A manufacturer of commercial heating and air conditioning units in Faribault is so hard-pressed to fill jobs at the booming company that it is considering busing workers from the metro area to its facilities 40 miles south.
Down Interstate 35 in Owatonna, an insurance company is so desperate for new employees that it has invested in a 54-unit downtown apartment building, hoping to attract job candidates.
And in the nearby city of Lonsdale, a local cabinetmaker started purchasing homes to rent to potential employees in the hope of luring them to town.
All across Minnesota, employers are taking steps to address a deepening statewide worker shortage. Job vacancies are near record highs, and the number of unfilled positions now exceeds the number of people looking for work, forcing employers to think outside the box to attract employees.
It’s a good problem to have, economists say, reflecting a robust economy. But the risk? A continuing job shortage could limit the state’s economic growth.

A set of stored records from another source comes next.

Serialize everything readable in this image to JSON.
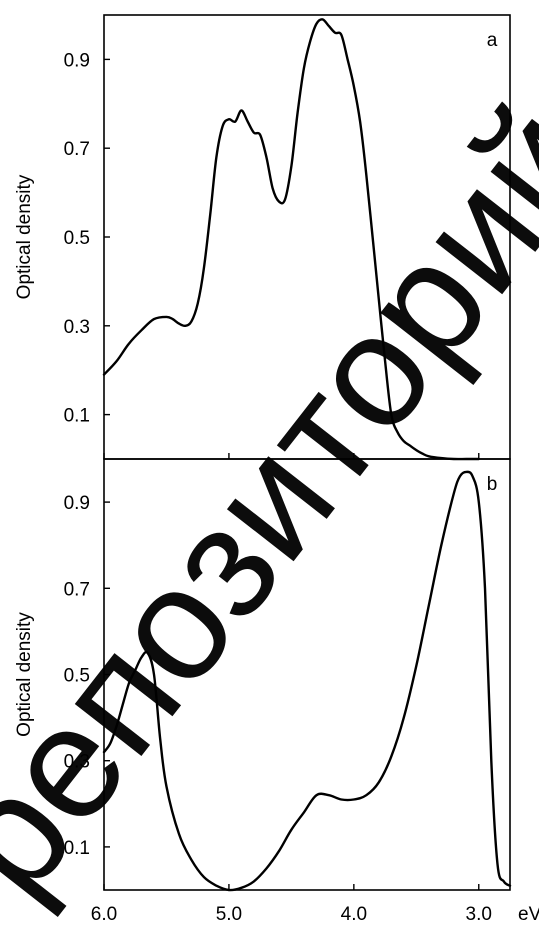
{
  "watermark": "репозиторий",
  "chart_data": [
    {
      "type": "line",
      "panel_label": "a",
      "xlabel": "",
      "ylabel": "Optical density",
      "x_unit_label": "",
      "xlim": [
        6.0,
        2.75
      ],
      "ylim": [
        0.0,
        1.0
      ],
      "y_ticks": [
        0.1,
        0.3,
        0.5,
        0.7,
        0.9
      ],
      "y_tick_labels": [
        "0.1",
        "0.3",
        "0.5",
        "0.7",
        "0.9"
      ],
      "x_ticks": [
        6.0,
        5.0,
        4.0,
        3.0
      ],
      "x_tick_labels": [],
      "series": [
        {
          "x": [
            6.0,
            5.9,
            5.8,
            5.7,
            5.6,
            5.5,
            5.45,
            5.4,
            5.35,
            5.3,
            5.25,
            5.2,
            5.15,
            5.1,
            5.05,
            5.0,
            4.95,
            4.9,
            4.85,
            4.8,
            4.75,
            4.7,
            4.65,
            4.6,
            4.55,
            4.5,
            4.45,
            4.4,
            4.35,
            4.3,
            4.25,
            4.2,
            4.15,
            4.1,
            4.05,
            4.0,
            3.95,
            3.9,
            3.85,
            3.8,
            3.75,
            3.7,
            3.65,
            3.6,
            3.55,
            3.5,
            3.45,
            3.4,
            3.3,
            3.2,
            3.1,
            3.0
          ],
          "y": [
            0.19,
            0.22,
            0.26,
            0.29,
            0.315,
            0.32,
            0.315,
            0.305,
            0.3,
            0.31,
            0.35,
            0.43,
            0.55,
            0.68,
            0.75,
            0.765,
            0.76,
            0.785,
            0.76,
            0.735,
            0.73,
            0.68,
            0.61,
            0.58,
            0.585,
            0.66,
            0.78,
            0.88,
            0.94,
            0.98,
            0.99,
            0.975,
            0.96,
            0.955,
            0.9,
            0.84,
            0.76,
            0.64,
            0.5,
            0.36,
            0.22,
            0.1,
            0.06,
            0.04,
            0.03,
            0.02,
            0.012,
            0.006,
            0.002,
            0.0,
            0.0,
            0.0
          ]
        }
      ]
    },
    {
      "type": "line",
      "panel_label": "b",
      "xlabel": "",
      "ylabel": "Optical density",
      "x_unit_label": "eV",
      "xlim": [
        6.0,
        2.75
      ],
      "ylim": [
        0.0,
        1.0
      ],
      "y_ticks": [
        0.1,
        0.3,
        0.5,
        0.7,
        0.9
      ],
      "y_tick_labels": [
        "0.1",
        "0.3",
        "0.5",
        "0.7",
        "0.9"
      ],
      "x_ticks": [
        6.0,
        5.0,
        4.0,
        3.0
      ],
      "x_tick_labels": [
        "6.0",
        "5.0",
        "4.0",
        "3.0"
      ],
      "series": [
        {
          "x": [
            6.0,
            5.95,
            5.9,
            5.85,
            5.8,
            5.75,
            5.7,
            5.65,
            5.6,
            5.55,
            5.5,
            5.4,
            5.3,
            5.2,
            5.1,
            5.0,
            4.9,
            4.8,
            4.7,
            4.6,
            4.5,
            4.4,
            4.3,
            4.2,
            4.1,
            4.0,
            3.9,
            3.8,
            3.7,
            3.6,
            3.5,
            3.4,
            3.3,
            3.2,
            3.15,
            3.1,
            3.05,
            3.0,
            2.95,
            2.9,
            2.85,
            2.8,
            2.75
          ],
          "y": [
            0.32,
            0.34,
            0.38,
            0.43,
            0.48,
            0.51,
            0.54,
            0.55,
            0.5,
            0.35,
            0.24,
            0.13,
            0.07,
            0.03,
            0.01,
            0.0,
            0.005,
            0.02,
            0.05,
            0.09,
            0.14,
            0.18,
            0.22,
            0.22,
            0.21,
            0.21,
            0.22,
            0.25,
            0.31,
            0.4,
            0.52,
            0.66,
            0.8,
            0.92,
            0.96,
            0.97,
            0.96,
            0.9,
            0.7,
            0.3,
            0.06,
            0.02,
            0.01
          ]
        }
      ]
    }
  ]
}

“We used to have a stream of daily applicants, but we’re not seeing that nearly as much,” said Matt Alexejun, senior human resources director at Daikin Applied, the Faribault heating and air conditioning unit manufacturer. “It’s a challenging hiring environment. So we have to look for creative and unique ways to attract talent.”
The worst-case scenario: Businesses leave Minnesota for places with more workers.
“This is the issue of the moment,” said Steve Grove, commissioner of the Minnesota Department of Employment and Economic Development. “Workforce shortages inhibit growth. And economies have to keep growing for wealth to increase. You either increase production through automation or increase it from additional workers and workforce growth. If we don’t do that, expansion will happen elsewhere.”